We restricted our analysis to patients enrolled in TRICARE Prime and TRICARE Plus, who are each assigned a primary care manager who oversees the patient’s care. Although TRICARE Prime enrollees could possibly receive care that is not performed within or reimbursed by the Military Health System, similar to health maintenance organizations, it seems more likely that the patient care will be consolidated within TRICARE since each enrollee has a primary care manager and, as such, their care is more completely documented. The same reasoning holds for TRICARE Plus enrollees, who are older than 65 years but subject to similar business processes (ie, are assigned a primary care manager).
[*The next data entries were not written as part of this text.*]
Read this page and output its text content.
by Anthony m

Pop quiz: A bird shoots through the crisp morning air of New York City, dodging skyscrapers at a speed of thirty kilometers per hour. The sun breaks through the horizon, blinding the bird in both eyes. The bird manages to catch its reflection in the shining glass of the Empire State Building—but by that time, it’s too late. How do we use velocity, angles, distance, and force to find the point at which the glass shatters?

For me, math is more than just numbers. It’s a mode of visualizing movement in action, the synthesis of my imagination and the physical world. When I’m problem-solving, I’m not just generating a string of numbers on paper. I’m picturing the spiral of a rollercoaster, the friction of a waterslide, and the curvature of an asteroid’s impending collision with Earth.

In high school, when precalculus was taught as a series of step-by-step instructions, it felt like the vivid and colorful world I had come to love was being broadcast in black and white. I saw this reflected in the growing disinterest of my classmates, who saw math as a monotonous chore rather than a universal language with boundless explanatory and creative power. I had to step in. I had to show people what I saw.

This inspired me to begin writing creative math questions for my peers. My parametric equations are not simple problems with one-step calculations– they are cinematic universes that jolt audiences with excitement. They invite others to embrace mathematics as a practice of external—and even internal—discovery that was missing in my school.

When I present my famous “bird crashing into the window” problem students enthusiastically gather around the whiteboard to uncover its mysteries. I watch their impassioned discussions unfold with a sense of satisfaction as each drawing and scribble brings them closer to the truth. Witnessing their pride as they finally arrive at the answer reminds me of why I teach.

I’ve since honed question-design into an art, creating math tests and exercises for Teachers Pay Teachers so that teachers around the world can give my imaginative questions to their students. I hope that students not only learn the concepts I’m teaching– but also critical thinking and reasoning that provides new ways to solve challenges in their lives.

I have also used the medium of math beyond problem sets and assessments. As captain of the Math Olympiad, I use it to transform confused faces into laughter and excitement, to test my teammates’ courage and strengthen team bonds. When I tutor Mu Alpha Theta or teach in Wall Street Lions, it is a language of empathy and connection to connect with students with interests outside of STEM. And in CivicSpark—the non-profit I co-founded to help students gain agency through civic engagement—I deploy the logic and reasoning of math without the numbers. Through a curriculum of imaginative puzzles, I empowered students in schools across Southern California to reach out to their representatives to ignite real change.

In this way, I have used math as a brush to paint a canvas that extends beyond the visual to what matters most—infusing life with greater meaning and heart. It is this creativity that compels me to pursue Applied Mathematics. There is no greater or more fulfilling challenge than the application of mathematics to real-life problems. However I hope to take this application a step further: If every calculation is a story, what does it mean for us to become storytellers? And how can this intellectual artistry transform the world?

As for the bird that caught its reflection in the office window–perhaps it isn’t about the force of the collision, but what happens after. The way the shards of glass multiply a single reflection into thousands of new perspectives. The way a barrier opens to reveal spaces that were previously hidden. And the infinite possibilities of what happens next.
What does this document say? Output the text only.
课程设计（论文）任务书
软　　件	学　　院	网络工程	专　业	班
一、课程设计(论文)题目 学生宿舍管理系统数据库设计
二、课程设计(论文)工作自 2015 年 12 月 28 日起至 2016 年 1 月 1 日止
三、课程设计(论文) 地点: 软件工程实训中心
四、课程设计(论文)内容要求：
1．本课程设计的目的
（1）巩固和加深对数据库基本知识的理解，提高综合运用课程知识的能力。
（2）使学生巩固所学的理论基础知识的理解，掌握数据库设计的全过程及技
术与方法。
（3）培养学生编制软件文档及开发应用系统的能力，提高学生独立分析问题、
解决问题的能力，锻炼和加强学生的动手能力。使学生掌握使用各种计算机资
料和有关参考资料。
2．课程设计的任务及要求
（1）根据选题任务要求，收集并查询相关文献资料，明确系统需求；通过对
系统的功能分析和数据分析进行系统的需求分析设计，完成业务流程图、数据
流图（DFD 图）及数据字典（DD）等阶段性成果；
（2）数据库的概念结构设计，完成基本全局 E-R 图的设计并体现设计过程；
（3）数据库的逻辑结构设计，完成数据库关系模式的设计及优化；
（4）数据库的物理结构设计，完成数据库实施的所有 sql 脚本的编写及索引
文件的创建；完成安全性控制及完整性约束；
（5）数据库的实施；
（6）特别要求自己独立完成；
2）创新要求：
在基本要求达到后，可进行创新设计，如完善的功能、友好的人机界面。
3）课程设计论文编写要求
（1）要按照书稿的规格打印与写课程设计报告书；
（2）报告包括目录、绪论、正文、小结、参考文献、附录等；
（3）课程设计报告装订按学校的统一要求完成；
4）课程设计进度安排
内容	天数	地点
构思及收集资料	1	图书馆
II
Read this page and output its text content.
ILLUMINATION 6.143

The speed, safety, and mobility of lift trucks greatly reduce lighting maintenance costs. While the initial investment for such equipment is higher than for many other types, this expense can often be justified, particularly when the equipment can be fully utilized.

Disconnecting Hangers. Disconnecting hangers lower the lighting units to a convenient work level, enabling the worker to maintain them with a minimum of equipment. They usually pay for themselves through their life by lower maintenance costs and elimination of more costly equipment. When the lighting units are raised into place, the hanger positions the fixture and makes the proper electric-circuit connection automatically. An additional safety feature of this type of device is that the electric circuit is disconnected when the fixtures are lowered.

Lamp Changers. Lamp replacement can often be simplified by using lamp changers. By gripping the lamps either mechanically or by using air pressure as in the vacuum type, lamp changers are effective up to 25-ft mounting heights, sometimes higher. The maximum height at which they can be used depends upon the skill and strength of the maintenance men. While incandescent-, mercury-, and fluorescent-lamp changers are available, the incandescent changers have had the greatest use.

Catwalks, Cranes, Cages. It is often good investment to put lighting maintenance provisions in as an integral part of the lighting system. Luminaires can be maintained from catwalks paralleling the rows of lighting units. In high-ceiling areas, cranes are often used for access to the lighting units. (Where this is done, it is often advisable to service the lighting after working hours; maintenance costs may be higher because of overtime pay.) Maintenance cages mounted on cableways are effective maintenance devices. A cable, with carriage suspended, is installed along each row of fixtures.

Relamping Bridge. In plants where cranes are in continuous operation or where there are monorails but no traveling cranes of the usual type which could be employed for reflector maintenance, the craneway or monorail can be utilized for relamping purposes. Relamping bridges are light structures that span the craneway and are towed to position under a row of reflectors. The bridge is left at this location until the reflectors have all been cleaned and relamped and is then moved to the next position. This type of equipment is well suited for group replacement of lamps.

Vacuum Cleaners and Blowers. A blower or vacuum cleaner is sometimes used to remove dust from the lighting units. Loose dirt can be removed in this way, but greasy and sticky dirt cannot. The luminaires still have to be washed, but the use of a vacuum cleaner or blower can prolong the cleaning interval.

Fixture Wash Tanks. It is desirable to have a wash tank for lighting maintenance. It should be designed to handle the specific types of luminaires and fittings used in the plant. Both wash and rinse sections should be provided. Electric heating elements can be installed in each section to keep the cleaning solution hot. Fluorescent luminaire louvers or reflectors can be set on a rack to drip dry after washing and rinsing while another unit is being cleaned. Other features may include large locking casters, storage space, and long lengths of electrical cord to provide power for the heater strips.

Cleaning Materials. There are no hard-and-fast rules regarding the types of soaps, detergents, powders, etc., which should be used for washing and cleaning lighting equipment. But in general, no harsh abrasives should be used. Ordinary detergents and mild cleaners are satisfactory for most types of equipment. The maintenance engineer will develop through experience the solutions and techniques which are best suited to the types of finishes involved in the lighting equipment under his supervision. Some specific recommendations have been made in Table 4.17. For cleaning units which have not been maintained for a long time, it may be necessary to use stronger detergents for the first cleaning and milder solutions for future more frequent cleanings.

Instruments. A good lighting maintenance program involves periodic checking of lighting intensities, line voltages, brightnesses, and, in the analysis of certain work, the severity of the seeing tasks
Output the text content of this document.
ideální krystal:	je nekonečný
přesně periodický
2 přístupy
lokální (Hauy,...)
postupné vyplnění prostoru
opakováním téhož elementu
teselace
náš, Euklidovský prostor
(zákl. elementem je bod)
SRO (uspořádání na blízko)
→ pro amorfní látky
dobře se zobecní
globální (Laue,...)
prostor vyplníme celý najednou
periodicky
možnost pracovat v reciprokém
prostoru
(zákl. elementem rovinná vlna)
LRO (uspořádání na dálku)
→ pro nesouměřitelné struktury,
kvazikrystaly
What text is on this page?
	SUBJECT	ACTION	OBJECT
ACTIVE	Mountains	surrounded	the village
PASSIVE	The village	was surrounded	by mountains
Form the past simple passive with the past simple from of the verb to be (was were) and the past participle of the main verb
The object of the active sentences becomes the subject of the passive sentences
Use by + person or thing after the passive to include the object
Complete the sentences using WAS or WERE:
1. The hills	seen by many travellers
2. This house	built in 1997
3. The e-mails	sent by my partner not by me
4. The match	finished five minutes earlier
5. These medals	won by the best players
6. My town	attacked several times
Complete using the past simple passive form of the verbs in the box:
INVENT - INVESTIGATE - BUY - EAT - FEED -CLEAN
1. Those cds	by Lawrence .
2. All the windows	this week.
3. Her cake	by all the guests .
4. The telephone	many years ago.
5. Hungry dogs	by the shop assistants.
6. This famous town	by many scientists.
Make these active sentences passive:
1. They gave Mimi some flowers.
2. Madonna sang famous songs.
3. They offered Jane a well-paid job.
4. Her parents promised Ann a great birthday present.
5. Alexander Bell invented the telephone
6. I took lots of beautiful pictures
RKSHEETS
Second, patients in TRICARE Prime or Plus have low or no enrollment fees and copayments and no deductibles, which essentially eliminates the possibility that patient out-of-pocket costs might be a potential factor in treatment decisions. Medicare eligibility by age or disability is also tracked in the Military Health System Data Repository and was included as a covariate to account for dual enrollment. The Military Health System is distinct in both structure and mandate from the US Department of Veterans Affairs.
Statistical Analysis
Data analysis was conducted from August 15, 2015, to August 2, 2016. The longitudinal medical record of each patient was divided into encounters consisting of a CS diagnosis, a query for carotid intervention vs medical management only, and clinical end points of stroke, transient ischemic attack, acute myocardial infarction, and mortality. To minimize diagnostic variability, only individuals who received a diagnosis of CS by a cardiologist or vascular surgeon were included in the analysis. Clinical outcomes were then referenced to time periods of 30 days, 1 year, and 2 years after carotid intervention or diagnosis of CS. Patients were assigned to the DC or PC designation based the system in which they received their diagnosis.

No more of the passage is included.